Nachdem der/die Regisseur/in mit den Schauspielern (abseits des Sets) die emotionalen Grundlagen der Szene/Einstellung und die sprachliche Umsetzung geprobt hat, begibt man sich, wenn Kamera und Licht fertig sind, in das Motiv. Nun beginnen eine Vielzahl von Feinabstimmungen, bei denen vor allem Regie, Kamera und Schauspieler sich langsam an das gewünschte Ergebnis herantasten. Die Arbeitsweise ist ein gegenseitiges Anbieten, Vorschlagen von Möglichkeiten und Reaktionen darauf.  Es sind Versuch und Irrtum, Ja und Nein, mit denen die Abläufe perfektioniert werden. Dialoge, die in keinem Drehbuch stehen, führen mit wenigen, kurzen Anweisungen zum gewünschten Ergebnis.

 

Wie verständigt man sich miteinander?

Kamerafrau / Kameramann fragt etwa: Kannst Du das noch mal vormachen?

Schauspieler*In macht einen bestimmten Handlungsablauf vor, „bietet etwas an“.

Kamerafrau / Kameramann: Ja, halte den Brief ruhig etwas höher, ja, etwas höher, damit ich deine Augen mit im Bild habe.
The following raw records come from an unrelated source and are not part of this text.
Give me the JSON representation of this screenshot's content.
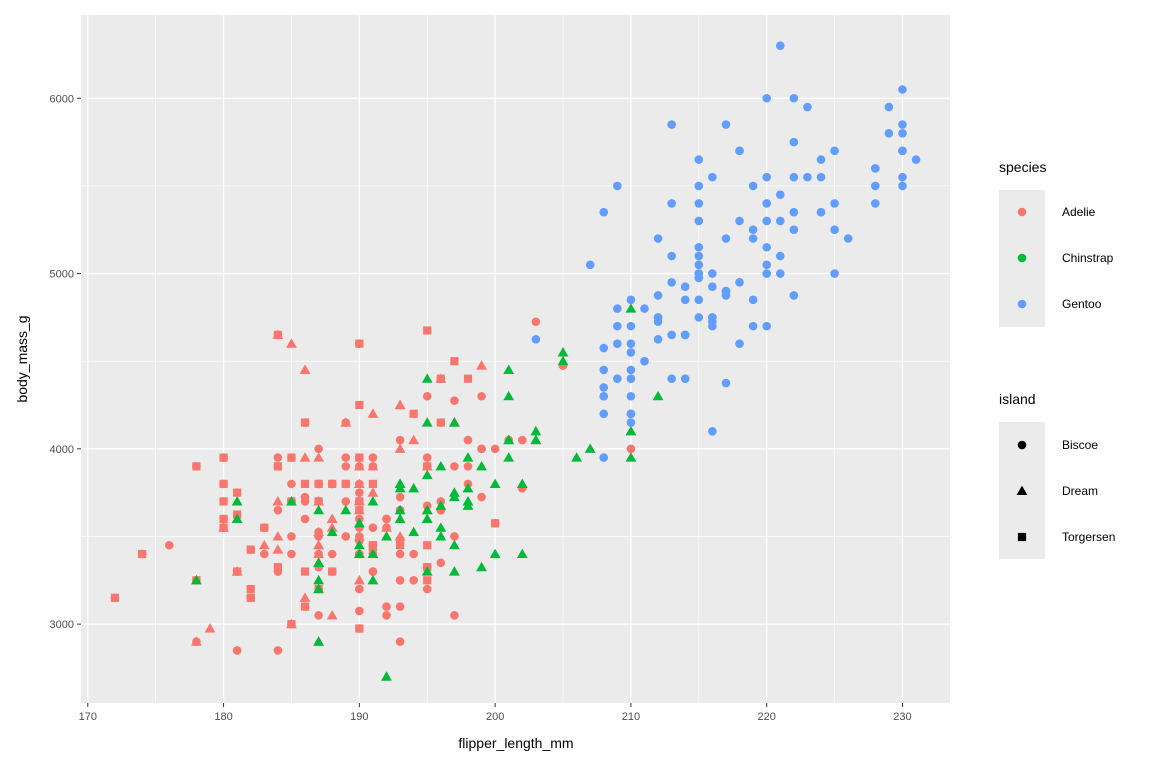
{
  "chart_data": {
    "type": "scatter",
    "xlabel": "flipper_length_mm",
    "ylabel": "body_mass_g",
    "xlim": [
      169.5,
      233.5
    ],
    "ylim": [
      2550,
      6475
    ],
    "x_ticks": [
      170,
      180,
      190,
      200,
      210,
      220,
      230
    ],
    "y_ticks": [
      3000,
      4000,
      5000,
      6000
    ],
    "grid": true,
    "legend_placement": "right",
    "legends": [
      {
        "title": "species",
        "entries": [
          {
            "label": "Adelie",
            "color": "#F8766D"
          },
          {
            "label": "Chinstrap",
            "color": "#00BA38"
          },
          {
            "label": "Gentoo",
            "color": "#619CFF"
          }
        ]
      },
      {
        "title": "island",
        "entries": [
          {
            "label": "Biscoe",
            "shape": "circle"
          },
          {
            "label": "Dream",
            "shape": "triangle"
          },
          {
            "label": "Torgersen",
            "shape": "square"
          }
        ]
      }
    ],
    "series": [
      {
        "species": "Adelie",
        "island": "Torgersen",
        "x": [
          181,
          186,
          195,
          193,
          190,
          181,
          195,
          193,
          190,
          186,
          180,
          182,
          191,
          198,
          185,
          195,
          197,
          184,
          194,
          174,
          180,
          189,
          185,
          180,
          187,
          183,
          187,
          172,
          180,
          178,
          178,
          188,
          184,
          195,
          196,
          190,
          180,
          181,
          184,
          182,
          195,
          186,
          196,
          185,
          190,
          182,
          190,
          191,
          186,
          188,
          190,
          200,
          187,
          191
        ],
        "y": [
          3750,
          3800,
          3250,
          3450,
          3650,
          3625,
          4675,
          3475,
          4250,
          3300,
          3700,
          3200,
          3800,
          4400,
          3700,
          3450,
          4500,
          3325,
          4200,
          3400,
          3600,
          3800,
          3950,
          3800,
          3800,
          3550,
          3200,
          3150,
          3950,
          3250,
          3900,
          3300,
          3900,
          3325,
          4150,
          3950,
          3550,
          3300,
          4650,
          3150,
          3900,
          3100,
          4400,
          3000,
          4600,
          3425,
          2975,
          3450,
          4150,
          3800,
          3700,
          3575,
          3700,
          3450
        ]
      },
      {
        "species": "Adelie",
        "island": "Biscoe",
        "x": [
          174,
          180,
          189,
          185,
          180,
          187,
          183,
          187,
          172,
          180,
          178,
          178,
          188,
          184,
          195,
          196,
          190,
          180,
          181,
          184,
          182,
          195,
          186,
          196,
          185,
          190,
          182,
          190,
          191,
          186,
          188,
          190,
          200,
          187,
          191,
          186,
          193,
          181,
          194,
          185,
          195,
          185,
          192,
          184,
          192,
          195,
          188,
          190,
          198,
          190,
          196,
          197,
          190,
          195,
          191,
          184,
          187,
          195,
          189,
          196,
          187,
          193,
          191,
          194,
          190,
          189,
          189,
          190,
          202,
          205,
          185,
          186,
          187,
          208,
          190,
          196,
          178,
          192,
          192,
          203,
          183,
          190,
          193,
          184,
          199,
          190,
          181,
          197,
          198,
          191,
          193,
          197,
          191,
          196,
          188,
          199,
          189,
          189,
          187,
          198,
          176,
          202,
          186,
          199,
          191,
          195,
          191,
          210,
          190,
          197,
          193,
          199,
          187,
          190,
          191,
          200,
          185,
          193,
          193,
          187,
          188,
          190,
          192,
          185,
          190,
          184,
          195,
          193,
          187,
          201
        ],
        "y": [
          3400,
          3600,
          3800,
          3950,
          3800,
          3800,
          3550,
          3200,
          3150,
          3950,
          3250,
          3900,
          3300,
          3900,
          3325,
          4150,
          3950,
          3550,
          3300,
          4650,
          3150,
          3900,
          3100,
          4400,
          3000,
          4600,
          3425,
          2975,
          3450,
          4150,
          3800,
          3700,
          3575,
          3700,
          3450,
          3600,
          2900,
          3300,
          3400,
          3700,
          3200,
          3800,
          3600,
          3950,
          3550,
          4300,
          3800,
          3400,
          4050,
          3700,
          3350,
          3050,
          3550,
          3900,
          3400,
          3650,
          3500,
          3900,
          3900,
          3650,
          3525,
          3725,
          3950,
          3250,
          3750,
          4150,
          3700,
          3800,
          3775,
          4475,
          3400,
          3700,
          4000,
          4300,
          3900,
          3650,
          2900,
          3050,
          3100,
          4725,
          3400,
          3200,
          3250,
          3300,
          4000,
          3500,
          2850,
          4275,
          3800,
          3900,
          3100,
          3900,
          3300,
          3700,
          3800,
          4000,
          3500,
          3950,
          3050,
          3900,
          3450,
          4050,
          3725,
          3725,
          3425,
          3675,
          3300,
          4000,
          3600,
          3500,
          3650,
          4300,
          3325,
          3075,
          3550,
          4000,
          3500,
          3650,
          4050,
          3800,
          3400,
          3400,
          3600,
          3700,
          3475,
          2850,
          3950,
          3400,
          3400,
          4050
        ]
      },
      {
        "species": "Adelie",
        "island": "Dream",
        "x": [
          190,
          195,
          191,
          187,
          193,
          184,
          190,
          188,
          190,
          187,
          184,
          183,
          188,
          184,
          195,
          190,
          185,
          190,
          178,
          192,
          184,
          195,
          186,
          190,
          181,
          187,
          185,
          193,
          186,
          192,
          180,
          187,
          190,
          188,
          197,
          186,
          190,
          193,
          196,
          187,
          193,
          194,
          191,
          187,
          179,
          181,
          191,
          186,
          188,
          199,
          189,
          187
        ],
        "y": [
          3900,
          3650,
          3750,
          3700,
          4250,
          3700,
          3800,
          3550,
          3650,
          2900,
          3500,
          3450,
          3050,
          3425,
          3900,
          3700,
          4600,
          3250,
          2900,
          3500,
          4650,
          3600,
          3150,
          3700,
          3600,
          3450,
          3000,
          4000,
          4450,
          3550,
          3550,
          3950,
          3500,
          3600,
          4150,
          3950,
          3400,
          3500,
          4400,
          3400,
          4250,
          4050,
          4200,
          3450,
          2975,
          3300,
          3900,
          4450,
          3600,
          4475,
          4150,
          3525
        ]
      },
      {
        "species": "Chinstrap",
        "island": "Dream",
        "x": [
          192,
          196,
          193,
          188,
          197,
          198,
          178,
          197,
          195,
          198,
          193,
          194,
          185,
          201,
          190,
          201,
          197,
          181,
          190,
          195,
          181,
          191,
          187,
          193,
          195,
          197,
          200,
          200,
          191,
          205,
          187,
          201,
          187,
          203,
          195,
          199,
          195,
          210,
          192,
          205,
          210,
          187,
          196,
          196,
          196,
          201,
          190,
          212,
          187,
          198,
          199,
          201,
          193,
          203,
          187,
          197,
          191,
          203,
          202,
          194,
          206,
          189,
          195,
          207,
          202,
          193,
          210,
          198
        ],
        "y": [
          3500,
          3900,
          3650,
          3525,
          3725,
          3950,
          3250,
          3750,
          4150,
          3700,
          3800,
          3775,
          3700,
          4050,
          3575,
          4050,
          3300,
          3700,
          3450,
          4400,
          3600,
          3400,
          2900,
          3800,
          3300,
          4150,
          3400,
          3800,
          3700,
          4550,
          3200,
          4300,
          3350,
          4100,
          3600,
          3900,
          3850,
          4800,
          2700,
          4500,
          3950,
          3650,
          3550,
          3500,
          3675,
          4450,
          3400,
          4300,
          3250,
          3675,
          3325,
          3950,
          3600,
          4050,
          3350,
          3450,
          3250,
          4050,
          3800,
          3525,
          3950,
          3650,
          3650,
          4000,
          3400,
          3775,
          4100,
          3775
        ]
      },
      {
        "species": "Gentoo",
        "island": "Biscoe",
        "x": [
          211,
          230,
          210,
          218,
          215,
          210,
          211,
          219,
          209,
          215,
          214,
          216,
          214,
          213,
          210,
          217,
          210,
          221,
          209,
          222,
          218,
          215,
          213,
          215,
          215,
          215,
          216,
          215,
          210,
          220,
          222,
          209,
          207,
          230,
          220,
          220,
          213,
          219,
          208,
          208,
          208,
          225,
          210,
          216,
          222,
          217,
          210,
          225,
          213,
          215,
          210,
          220,
          210,
          225,
          217,
          220,
          208,
          220,
          208,
          224,
          208,
          221,
          214,
          231,
          219,
          230,
          214,
          229,
          220,
          223,
          216,
          221,
          221,
          217,
          216,
          230,
          209,
          220,
          215,
          223,
          212,
          221,
          212,
          224,
          212,
          228,
          218,
          218,
          212,
          230,
          218,
          228,
          212,
          224,
          214,
          226,
          216,
          222,
          203,
          225,
          219,
          228,
          215,
          228,
          216,
          215,
          210,
          219,
          208,
          209,
          216,
          229,
          213,
          230,
          217,
          230,
          217,
          222,
          214,
          215,
          222,
          212,
          213
        ],
        "y": [
          4500,
          5700,
          4450,
          5700,
          5400,
          4550,
          4800,
          5200,
          4400,
          5150,
          4650,
          5550,
          4650,
          5850,
          4200,
          5850,
          4150,
          6300,
          4800,
          5350,
          5700,
          5000,
          4400,
          5050,
          5000,
          5100,
          4100,
          5650,
          4600,
          5550,
          5250,
          4700,
          5050,
          6050,
          5150,
          5400,
          4950,
          5250,
          4350,
          5350,
          3950,
          5700,
          4300,
          4750,
          5550,
          4900,
          4200,
          5400,
          5100,
          5300,
          4850,
          5300,
          4400,
          5000,
          4900,
          5050,
          4300,
          5000,
          4450,
          5550,
          4200,
          5300,
          4400,
          5650,
          4700,
          5700,
          4650,
          5800,
          4700,
          5550,
          4750,
          5000,
          5100,
          5200,
          4700,
          5800,
          4600,
          6000,
          4750,
          5950,
          4625,
          5450,
          4725,
          5350,
          4750,
          5600,
          4600,
          5300,
          4875,
          5550,
          4950,
          5400,
          4750,
          5650,
          4850,
          5200,
          4925,
          4875,
          4625,
          5250,
          4850,
          5600,
          4975,
          5500,
          4725,
          5500,
          4700,
          5500,
          4575,
          5500,
          5000,
          5950,
          4650,
          5500,
          4375,
          5850,
          4875,
          6000,
          4925,
          4850,
          5750,
          5200,
          5400
        ]
      }
    ]
  }
}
Und jetzt schau auf die linke Seite des Briefes, ja, so ist das schön.

Schauspieler*In verändert ihre/seine Bewegungsabläufe entsprechend der Ansagen und schaut zur Regie, um deren / dessen Meinung zu erfahren.
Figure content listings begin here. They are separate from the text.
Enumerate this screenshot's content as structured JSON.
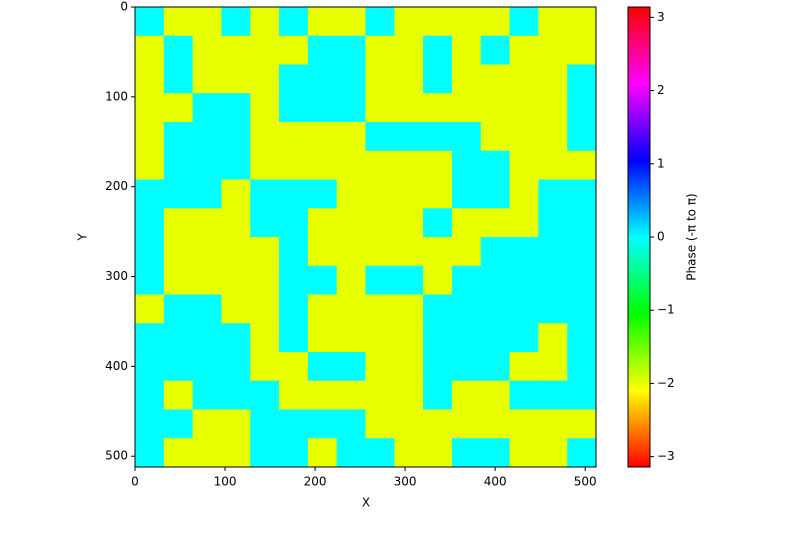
{
  "chart_data": {
    "type": "heatmap",
    "xlabel": "X",
    "ylabel": "Y",
    "xlim": [
      0,
      512
    ],
    "ylim": [
      512,
      0
    ],
    "xticks": [
      0,
      100,
      200,
      300,
      400,
      500
    ],
    "yticks": [
      0,
      100,
      200,
      300,
      400,
      500
    ],
    "z": [
      [
        0,
        -2,
        -2,
        0,
        -2,
        0,
        -2,
        -2,
        0,
        -2,
        -2,
        -2,
        -2,
        0,
        -2,
        -2
      ],
      [
        -2,
        0,
        -2,
        -2,
        -2,
        -2,
        0,
        0,
        -2,
        -2,
        0,
        -2,
        0,
        -2,
        -2,
        -2
      ],
      [
        -2,
        0,
        -2,
        -2,
        -2,
        0,
        0,
        0,
        -2,
        -2,
        0,
        -2,
        -2,
        -2,
        -2,
        0
      ],
      [
        -2,
        -2,
        0,
        0,
        -2,
        0,
        0,
        0,
        -2,
        -2,
        -2,
        -2,
        -2,
        -2,
        -2,
        0
      ],
      [
        -2,
        0,
        0,
        0,
        -2,
        -2,
        -2,
        -2,
        0,
        0,
        0,
        0,
        -2,
        -2,
        -2,
        0
      ],
      [
        -2,
        0,
        0,
        0,
        -2,
        -2,
        -2,
        -2,
        -2,
        -2,
        -2,
        0,
        0,
        -2,
        -2,
        -2
      ],
      [
        0,
        0,
        0,
        -2,
        0,
        0,
        0,
        -2,
        -2,
        -2,
        -2,
        0,
        0,
        -2,
        0,
        0
      ],
      [
        0,
        -2,
        -2,
        -2,
        0,
        0,
        -2,
        -2,
        -2,
        -2,
        0,
        -2,
        -2,
        -2,
        0,
        0
      ],
      [
        0,
        -2,
        -2,
        -2,
        -2,
        0,
        -2,
        -2,
        -2,
        -2,
        -2,
        -2,
        0,
        0,
        0,
        0
      ],
      [
        0,
        -2,
        -2,
        -2,
        -2,
        0,
        0,
        -2,
        0,
        0,
        -2,
        0,
        0,
        0,
        0,
        0
      ],
      [
        -2,
        0,
        0,
        -2,
        -2,
        0,
        -2,
        -2,
        -2,
        -2,
        0,
        0,
        0,
        0,
        0,
        0
      ],
      [
        0,
        0,
        0,
        0,
        -2,
        0,
        -2,
        -2,
        -2,
        -2,
        0,
        0,
        0,
        0,
        -2,
        0
      ],
      [
        0,
        0,
        0,
        0,
        -2,
        -2,
        0,
        0,
        -2,
        -2,
        0,
        0,
        0,
        -2,
        -2,
        0
      ],
      [
        0,
        -2,
        0,
        0,
        0,
        -2,
        -2,
        -2,
        -2,
        -2,
        0,
        -2,
        -2,
        0,
        0,
        0
      ],
      [
        0,
        0,
        -2,
        -2,
        0,
        0,
        0,
        0,
        -2,
        -2,
        -2,
        -2,
        -2,
        -2,
        -2,
        -2
      ],
      [
        0,
        -2,
        -2,
        -2,
        0,
        0,
        -2,
        0,
        0,
        -2,
        -2,
        0,
        0,
        -2,
        -2,
        0
      ]
    ],
    "colormap": "hsv",
    "colorbar": {
      "label": "Phase (-π to π)",
      "lim": [
        -3.14159,
        3.14159
      ],
      "ticks": [
        {
          "value": -3,
          "label": "−3"
        },
        {
          "value": -2,
          "label": "−2"
        },
        {
          "value": -1,
          "label": "−1"
        },
        0,
        1,
        2,
        3
      ]
    }
  }
}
Regisseur*In: Dann darf er aber den Brief nicht so früh aus der Jacke ziehen, das sieht seltsam aus, wenn das so lange dauert. Dann mach das später, vielleicht erst beim letzten Satz, OK? Und schau zuerst nervös zur Tür, bevor Du den Brief hervorziehst.

Der Schauspieler nickt mit dem Kopf und spielt den Ablauf nochmals durch.

Regisseur*In zu Kamera: Ist das in Ordnung für Dich, wenn die Hand erst später die Bewegung macht?

Kamerafrau / Kameramann: Ja, dann bleibe ich noch etwas länger halbnah und wir fahren erst später auf ihn zu, ja?

Regisseur*In: Gut. Dann bitte alles auf Anfang!

Schlagartig sind die Beteiligten am Dreh wieder an ihren Positionen. Letzte Feinabstimmung wird vorgenommen.

Regisseur*In: War die Türe nicht weiter geöffnet?

Continuity: Ja, genau, die war offen.

Kamerafrau / Kameramann: Schieb mal einer den Tisch etwas mehr nach hinten...! Ja, so! Und da hinten der Reflex an der Vitrine muss weg!

Requisite korrigiert den Tisch, Beleuchter sprayt den Reflex mit Matt-Spray ab.

Kamerafrau / Kameramann: So ist gut!

Regisseur*In: Können wir?

Schauspieler*In: Steh ich gut?

Regisseur*In: Ja, und warte auf mein Zeichen!

Aufnahmeleiter*In: So dann Ruhe, bitte!

 

Jetzt muss alles fertig sein, und wieder beginnen die üblichen Kommandos.